Way back in 2001 we said that "Location Based Services" is something of a misnomer. Why? Because while there are powerful applications that are uniquely enabled by the availability of automatic, high-precision location information, their number is small. In contrast, there are orders of magnitude more applications whose value increases meaningfully when automatic location information is available — "Location Enhanced Services" is a more accurate term.

But among the small number of applications that can only function with location information, by far the one that will see the broadest adoption is navigation. Today in North America 31% of adults own some form of navigation device, dominated by the 18% who own a devoted Portable Navigation Devices (PND) from TomTom, Garmin, etc. Yet it's clear to us that, in the long term, mobile phones will be the dominant tool for real time navigation — we think this takeover will occur by 2013.

This morning Google poured some accelerant on this shift, as it announced Google Maps Navigation, extending Maps to include real time turn-by-turn directions. In their post Google rightly points out that, while Google Maps is a powerful application, its usefulness declines precipitously once you start driving. In that regard, Google Maps is not much of a direct competitor to the subscription-based navigation services like VZ Navigator that carriers offer today. Google Maps Navigation changes that, and while today the effect is barely a pinprick in the navigation revenue balloon, that hole is going to expand rapidly.
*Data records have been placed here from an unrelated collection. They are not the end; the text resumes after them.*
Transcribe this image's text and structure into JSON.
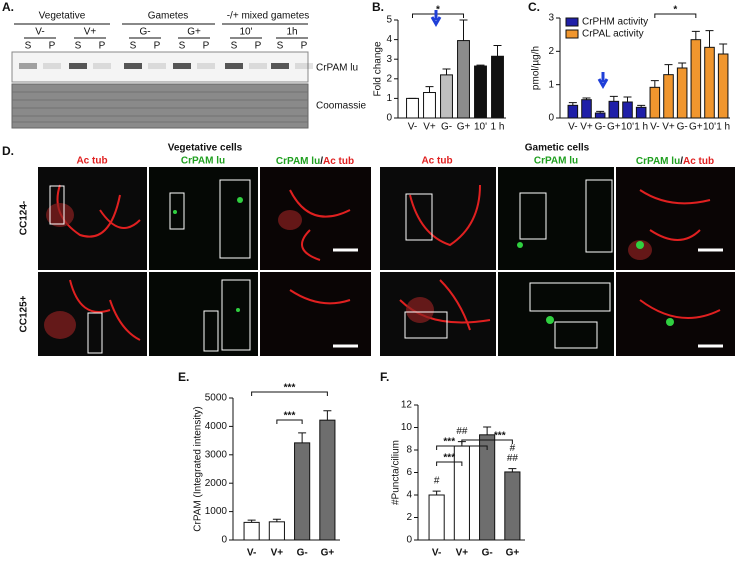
{
  "panel_a": {
    "label": "A.",
    "groups": [
      "Vegetative",
      "Gametes",
      "-/+ mixed gametes"
    ],
    "lanes": [
      "V-",
      "V+",
      "G-",
      "G+",
      "10'",
      "1h"
    ],
    "fractions": [
      "S",
      "P"
    ],
    "bands": [
      "CrPAM lu",
      "Coomassie"
    ]
  },
  "panel_d": {
    "label": "D.",
    "titles": [
      "Vegetative cells",
      "Gametic cells"
    ],
    "columns": [
      "Ac tub",
      "CrPAM lu"
    ],
    "separator": "/",
    "rows": [
      "CC124-",
      "CC125+"
    ]
  },
  "chart_data": [
    {
      "type": "bar",
      "label": "B.",
      "ylabel": "Fold change",
      "categories": [
        "V-",
        "V+",
        "G-",
        "G+",
        "10'",
        "1 h"
      ],
      "values": [
        1.0,
        1.3,
        2.2,
        3.95,
        2.65,
        3.15
      ],
      "errors": [
        0,
        0.3,
        0.3,
        1.05,
        0.05,
        0.55
      ],
      "colors": [
        "#ffffff",
        "#ffffff",
        "#bfbfbf",
        "#8c8c8c",
        "#111111",
        "#111111"
      ],
      "ylim": [
        0,
        5
      ],
      "yticks": [
        0,
        1,
        2,
        3,
        4,
        5
      ],
      "annotations": [
        "*"
      ]
    },
    {
      "type": "bar",
      "label": "C.",
      "ylabel": "pmol/µg/h",
      "categories": [
        "V-",
        "V+",
        "G-",
        "G+",
        "10'",
        "1 h"
      ],
      "series": [
        {
          "name": "CrPHM activity",
          "color": "#1f1fa8",
          "values": [
            0.38,
            0.55,
            0.15,
            0.5,
            0.48,
            0.32
          ],
          "errors": [
            0.08,
            0.05,
            0.05,
            0.15,
            0.15,
            0.06
          ]
        },
        {
          "name": "CrPAL activity",
          "color": "#f0962e",
          "values": [
            0.92,
            1.3,
            1.5,
            2.35,
            2.12,
            1.92
          ],
          "errors": [
            0.2,
            0.3,
            0.15,
            0.25,
            0.5,
            0.3
          ]
        }
      ],
      "ylim": [
        0,
        3
      ],
      "yticks": [
        0,
        1,
        2,
        3
      ],
      "annotations": [
        "*"
      ]
    },
    {
      "type": "bar",
      "label": "E.",
      "ylabel": "CrPAM (Integrated intensity)",
      "categories": [
        "V-",
        "V+",
        "G-",
        "G+"
      ],
      "values": [
        620,
        640,
        3420,
        4220
      ],
      "errors": [
        80,
        90,
        350,
        330
      ],
      "colors": [
        "#ffffff",
        "#ffffff",
        "#6e6e6e",
        "#6e6e6e"
      ],
      "ylim": [
        0,
        5000
      ],
      "yticks": [
        0,
        1000,
        2000,
        3000,
        4000,
        5000
      ],
      "annotations": [
        "***",
        "***"
      ]
    },
    {
      "type": "bar",
      "label": "F.",
      "ylabel": "#Puncta/cilium",
      "categories": [
        "V-",
        "V+",
        "G-",
        "G+"
      ],
      "values": [
        4.0,
        8.35,
        9.35,
        6.05
      ],
      "errors": [
        0.35,
        0.4,
        0.7,
        0.3
      ],
      "colors": [
        "#ffffff",
        "#ffffff",
        "#6e6e6e",
        "#6e6e6e"
      ],
      "ylim": [
        0,
        12
      ],
      "yticks": [
        0,
        2,
        4,
        6,
        8,
        10,
        12
      ],
      "annotations": [
        "***",
        "***",
        "***",
        "#",
        "##",
        "#",
        "##"
      ]
    }
  ]
}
Google's announcement is no surprise, clearly real time navigation was on the roadmap for Maps and it was only a question of 'when' not 'if' — just as the question for navigation vendors like TeleNav and carriers like Sprint is not 'will Google eat into your navigation business?' but 'how will you extend navigation with additional value to compete with Google's navigation offering?'

The pace at which Google will eat into others' navigation revenue is partially under the control of carriers and platform vendors:
  • Carriers must weigh tradeoffs in Android. Since Google Maps Navigation is only available on the Android platform today (and only on version 2.0), expanding the Android portfolio carries a new tradeoff. No carrier has yet chosen to release an Android phone that is not also "with Google" but that is certainly an option. To date, this has been an easier choice but now releasing an Android phone automatically kills a revenue stream that operators care about. In particular, such an application may cause Verizon some mild indigestion over its embrace of open platforms and software.
  • Platform vendors must decide on accepting the Google app. Google's all about reach so it's likely that they will create versions of Google Maps Navigation for the iPhone, BlackBerry, and possibly Symbian and other platforms. It will be hard for Apple to make the same "replaces basic functionality" argument about Google Maps Navigation that it made in rejecting Google Voice. RIM, Nokia, and Microsoft will face a similar decision should Google bring the application to their platform. All will be hard pressed to find a valid reason to say no.
But it's indisputable that the value of turn-by-turn navigation is going to zero with Google's offering. It will decline slowly since Android's share is quite small. Providers of navigation solutions need to focus on the value they offer beyond what Google does. For TomTom and Garmin that includes their deeper understanding of how consumers navigate in different regions, their better hardware and accessories that contribute to a better navigation experience than what's available on phones, and bringing their solutions to existing platforms like the iPhone. In the future their challenge is extending beyond navigation to include social connections, breadcrumbs left by those social connections, and leveraging behavioral data to better make recommendations based on past, current, and future locations.

In my experience PND owners are an incredibly loyal lot who couldn't imagine switching to a phone-based solution. And those who have a system built into their car will never buy another car without one. Where do you fall on the navigation spectrum?